A few rows on the slave have a TIMESTAMP column which is storing the wrong value.
Both systems have their system timezones set to America/Chicago. My application will set the MariaDB session timezone appropriately for whatever it's doing. This ranges across the timezones in the USA, for example, EST5EDT, CST6CDT, MST, etc. The affected rows all would have had their session timezones set to PST8PDT.
Percona's pt-table-checksum identified these inconsistent rows. At first glance, there is no problem. I'll take as my example the row with ID 88809874. Selecting the "created" column (type TIMESTAMP) for that row shows '2016-11-06 01:01:27' both on the master and the slave. Fine.
But that's with the default timezone (Central). When I switch my session to PST8PDT and look again, I see: '2016-11-06 00:01:27' on the master and '2016-11-05 23:01:27' on the slave. [The master's version, shortly after midnight Pacific time, is correct.]
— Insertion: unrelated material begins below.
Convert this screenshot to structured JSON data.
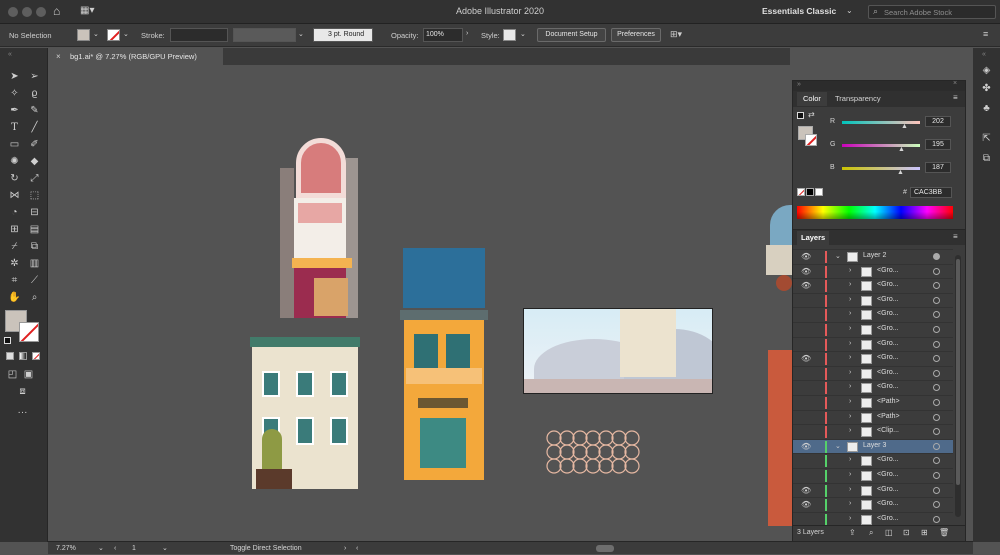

UNIX_TIMESTAMP(created) gives 1478415687 on the master and 1478412087 on the slave. One hour off.
I attempted to fix it by updating the master to increment the created timestamp by one second. Since I'm doing row-based replication, that should cause the right value to propagate to the slave. But it doesn't: on both master and slave the value is incremented by one second, but the hour offset remains.
I checked the master binary log both on the server and the relay log on the slave. In both logs, the created column's value goes from 1478415687 to 1478415688. But SELECT UNIX_TIMESTAMP(created) on the slave still gives 1478412088.
This is why I believe the problem is not related to the master: the relay log does have the correct UNIX timestamp.
The system's timezone (America/Chicago) was undergoing a Daylight Saving shift during that timestamp. '2016-11-06 01:01:28' is ambiguous in the system's timezone: it could refer to either 1478415688 or 1478412088. But in the session timezone, PST8PDT, the correct UNIX time (1478415688) is '2016-11-06 00:01:28', which is unambiguous.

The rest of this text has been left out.